The member countries of OPEC+ group could be close to breaking up, according to Per Lekander, a managing partner of the Clean Energy Transition investment group Speaking to “Street Signs Europe” on CNBC, Ledanker has said that he believes this could send oil prices down to $35 per barrel.
The OPEC+ group comprises the 13 members of OPEC plus 10 other oil-producing countries that came together in 2016 to control production levels. Together they account for 40% of the world’s crude oil production, with the remainder being produced in places like the US by companies such as ExxonMobil, the maker of the Mobil lubricant range.

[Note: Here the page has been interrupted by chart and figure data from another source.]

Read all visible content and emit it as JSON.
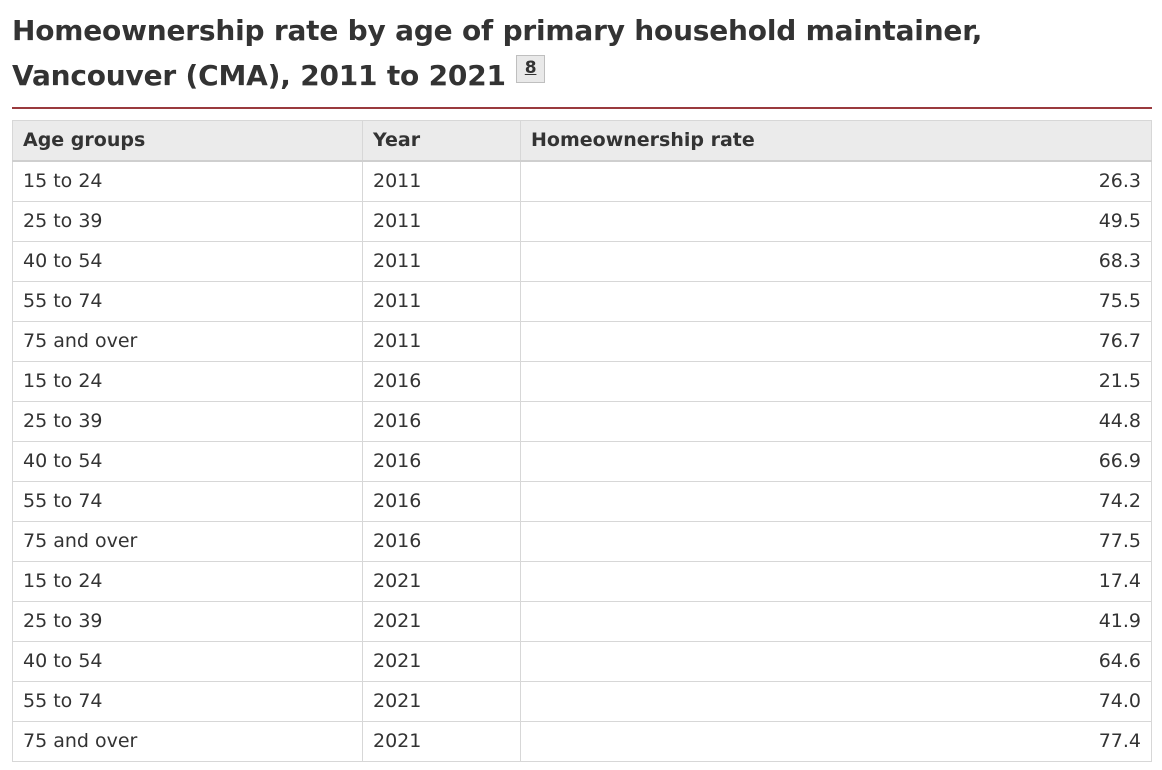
{
  "title": {
    "line1": "Homeownership rate by age of primary household maintainer,",
    "line2": "Vancouver (CMA), 2011 to 2021",
    "footnote_ref": "8"
  },
  "colors": {
    "accent_rule": "#9a3a3e",
    "header_background": "#ebebeb",
    "table_border": "#d7d7d7",
    "text": "#333333",
    "footnote_box_background": "#e9e9e9",
    "footnote_box_border": "#bfbfbf"
  },
  "table": {
    "headers": [
      "Age groups",
      "Year",
      "Homeownership rate"
    ],
    "rows": [
      {
        "age_group": "15 to 24",
        "year": "2011",
        "rate": "26.3"
      },
      {
        "age_group": "25 to 39",
        "year": "2011",
        "rate": "49.5"
      },
      {
        "age_group": "40 to 54",
        "year": "2011",
        "rate": "68.3"
      },
      {
        "age_group": "55 to 74",
        "year": "2011",
        "rate": "75.5"
      },
      {
        "age_group": "75 and over",
        "year": "2011",
        "rate": "76.7"
      },
      {
        "age_group": "15 to 24",
        "year": "2016",
        "rate": "21.5"
      },
      {
        "age_group": "25 to 39",
        "year": "2016",
        "rate": "44.8"
      },
      {
        "age_group": "40 to 54",
        "year": "2016",
        "rate": "66.9"
      },
      {
        "age_group": "55 to 74",
        "year": "2016",
        "rate": "74.2"
      },
      {
        "age_group": "75 and over",
        "year": "2016",
        "rate": "77.5"
      },
      {
        "age_group": "15 to 24",
        "year": "2021",
        "rate": "17.4"
      },
      {
        "age_group": "25 to 39",
        "year": "2021",
        "rate": "41.9"
      },
      {
        "age_group": "40 to 54",
        "year": "2021",
        "rate": "64.6"
      },
      {
        "age_group": "55 to 74",
        "year": "2021",
        "rate": "74.0"
      },
      {
        "age_group": "75 and over",
        "year": "2021",
        "rate": "77.4"
      }
    ]
  },
  "chart_data": {
    "type": "table",
    "title": "Homeownership rate by age of primary household maintainer, Vancouver (CMA), 2011 to 2021",
    "columns": [
      "Age groups",
      "Year",
      "Homeownership rate"
    ],
    "age_groups": [
      "15 to 24",
      "25 to 39",
      "40 to 54",
      "55 to 74",
      "75 and over"
    ],
    "years": [
      "2011",
      "2016",
      "2021"
    ],
    "series": [
      {
        "name": "2011",
        "values": [
          26.3,
          49.5,
          68.3,
          75.5,
          76.7
        ]
      },
      {
        "name": "2016",
        "values": [
          21.5,
          44.8,
          66.9,
          74.2,
          77.5
        ]
      },
      {
        "name": "2021",
        "values": [
          17.4,
          41.9,
          64.6,
          74.0,
          77.4
        ]
      }
    ]
  }
}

Lekander believes that with cooperation among OPEC+ starting to falter and the demand for crude oil growing sluggishly, the coalition could break down. He said about this:
“The more negative growth [there] is, and the less cooperation you have—and remember the last OPEC decision, it was really the Saudis doing it on their own—so I would say, if my forecast is correct, and I’m very sure it is, it is going to break.”
He said that the price of oil has been kept artificially high since 1974, other than some periods when an abundance of supply made it impossible to elevate prices. Lekander believes that once OPEC+ can no longer function as a cartel, prices will drop to $35 per barrel before stabilising at $45 in the medium term. For its part, OPEC+ usually insists its interventions are aimed at balancing global inventories rather than trying to achieve a specific price.